Jupiter's make-up is similar to the Sun's. Hydrogen accounts for 80 percent and helium 19 percent, the rest of the planet consists mainly of water vapor, methane, and ammonia. The surface of Jupiter consists of layers of cloud standing near the top of an immense atmosphere thousands of miles deep. The colors and striping result from chemical reactions in the ammonia and methane. Below the surface of the clouds the atmosphere remains gaseous to a depth of perhaps a few hundred miles. At its center lies a core of molten rock, perhaps several times Earth's mass. Sometimes called "a failed star," Jupiter would need about 100 times more mass to become even the smallest type of star.
Jupiter has very faint rings. These rings were discovered during the Voyager flybys in 1979. They are composed of particles of rock that reflect very little light. This makes it difficult to observe the rings from Earth.

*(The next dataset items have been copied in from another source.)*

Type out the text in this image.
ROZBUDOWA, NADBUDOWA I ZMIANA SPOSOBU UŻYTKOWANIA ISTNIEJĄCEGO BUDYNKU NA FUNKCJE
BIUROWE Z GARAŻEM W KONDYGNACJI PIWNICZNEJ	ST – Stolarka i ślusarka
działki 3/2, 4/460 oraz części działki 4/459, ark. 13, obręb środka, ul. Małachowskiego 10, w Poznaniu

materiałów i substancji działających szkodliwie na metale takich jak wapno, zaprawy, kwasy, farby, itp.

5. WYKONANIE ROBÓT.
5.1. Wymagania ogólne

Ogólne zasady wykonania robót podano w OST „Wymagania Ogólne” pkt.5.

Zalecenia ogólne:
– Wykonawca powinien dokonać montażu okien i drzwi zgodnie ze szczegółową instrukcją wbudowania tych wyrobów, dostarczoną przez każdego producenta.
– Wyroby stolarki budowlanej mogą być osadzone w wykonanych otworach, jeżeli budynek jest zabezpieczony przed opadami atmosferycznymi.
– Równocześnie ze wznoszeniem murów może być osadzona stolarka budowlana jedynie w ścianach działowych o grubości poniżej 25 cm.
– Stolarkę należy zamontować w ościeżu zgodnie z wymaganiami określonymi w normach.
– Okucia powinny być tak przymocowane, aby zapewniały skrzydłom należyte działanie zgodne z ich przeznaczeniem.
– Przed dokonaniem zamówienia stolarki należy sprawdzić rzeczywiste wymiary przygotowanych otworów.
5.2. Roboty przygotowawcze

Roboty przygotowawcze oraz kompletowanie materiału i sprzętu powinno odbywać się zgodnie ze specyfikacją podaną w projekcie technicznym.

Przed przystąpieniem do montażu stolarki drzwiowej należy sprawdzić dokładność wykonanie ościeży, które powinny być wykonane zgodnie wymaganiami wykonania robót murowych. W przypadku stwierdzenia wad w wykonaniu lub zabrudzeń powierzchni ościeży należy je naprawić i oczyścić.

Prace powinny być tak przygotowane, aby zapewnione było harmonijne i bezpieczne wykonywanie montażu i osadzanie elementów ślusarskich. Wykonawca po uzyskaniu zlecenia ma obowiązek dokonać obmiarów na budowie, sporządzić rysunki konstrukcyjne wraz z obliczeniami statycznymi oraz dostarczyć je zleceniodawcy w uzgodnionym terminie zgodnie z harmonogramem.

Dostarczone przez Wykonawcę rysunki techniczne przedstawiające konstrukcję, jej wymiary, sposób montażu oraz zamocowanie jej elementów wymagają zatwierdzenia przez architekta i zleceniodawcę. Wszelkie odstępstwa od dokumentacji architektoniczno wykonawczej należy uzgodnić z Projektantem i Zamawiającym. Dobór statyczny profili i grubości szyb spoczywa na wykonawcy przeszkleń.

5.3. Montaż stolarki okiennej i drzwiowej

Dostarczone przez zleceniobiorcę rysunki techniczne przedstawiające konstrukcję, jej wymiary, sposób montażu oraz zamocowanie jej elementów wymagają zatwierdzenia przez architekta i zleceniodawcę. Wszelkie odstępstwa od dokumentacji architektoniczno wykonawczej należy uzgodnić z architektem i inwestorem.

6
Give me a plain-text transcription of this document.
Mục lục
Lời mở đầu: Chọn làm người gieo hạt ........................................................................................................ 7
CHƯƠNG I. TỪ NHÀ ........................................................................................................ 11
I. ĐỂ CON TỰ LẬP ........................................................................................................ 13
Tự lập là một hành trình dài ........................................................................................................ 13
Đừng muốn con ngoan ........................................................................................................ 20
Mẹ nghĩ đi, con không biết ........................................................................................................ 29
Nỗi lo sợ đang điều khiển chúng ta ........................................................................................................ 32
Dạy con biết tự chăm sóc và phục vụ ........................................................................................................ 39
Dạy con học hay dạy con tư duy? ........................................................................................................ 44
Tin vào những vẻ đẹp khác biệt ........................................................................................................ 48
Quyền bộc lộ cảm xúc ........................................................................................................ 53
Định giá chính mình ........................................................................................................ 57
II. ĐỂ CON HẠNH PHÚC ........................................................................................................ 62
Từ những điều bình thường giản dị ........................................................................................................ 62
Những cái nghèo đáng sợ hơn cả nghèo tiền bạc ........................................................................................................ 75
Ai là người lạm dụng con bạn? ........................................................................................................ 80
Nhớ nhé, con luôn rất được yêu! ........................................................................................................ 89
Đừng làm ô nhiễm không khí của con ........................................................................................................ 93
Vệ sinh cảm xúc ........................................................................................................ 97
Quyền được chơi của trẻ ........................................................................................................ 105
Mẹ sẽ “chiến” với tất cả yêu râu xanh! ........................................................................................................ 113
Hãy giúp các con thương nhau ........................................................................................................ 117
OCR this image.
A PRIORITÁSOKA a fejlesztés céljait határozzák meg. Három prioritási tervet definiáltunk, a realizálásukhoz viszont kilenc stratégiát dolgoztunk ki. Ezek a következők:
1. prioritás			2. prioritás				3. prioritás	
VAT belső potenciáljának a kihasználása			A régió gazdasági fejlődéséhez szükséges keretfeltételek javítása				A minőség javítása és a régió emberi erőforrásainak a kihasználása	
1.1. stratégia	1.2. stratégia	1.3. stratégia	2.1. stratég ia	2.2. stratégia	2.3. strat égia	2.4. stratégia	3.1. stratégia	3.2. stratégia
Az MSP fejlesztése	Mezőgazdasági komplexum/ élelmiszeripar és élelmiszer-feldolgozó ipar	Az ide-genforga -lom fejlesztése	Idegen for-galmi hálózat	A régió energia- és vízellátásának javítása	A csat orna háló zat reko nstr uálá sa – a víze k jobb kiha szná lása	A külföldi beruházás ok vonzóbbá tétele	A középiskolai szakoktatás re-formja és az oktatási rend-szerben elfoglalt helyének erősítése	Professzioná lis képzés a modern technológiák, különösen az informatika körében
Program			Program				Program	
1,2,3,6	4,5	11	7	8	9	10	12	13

Jupiter spins very rapidly on its axis. Its day is less than 10 hours long. This rapid rotation and powerful winds force that atmosphere and clouds in dark and light-colored stripe patterns. The turbulence in the clouds often causes storms. One such storm is known to us as "The Great Red Spot" and is nearly four times as large as the Earth and has raged for at least 150 years.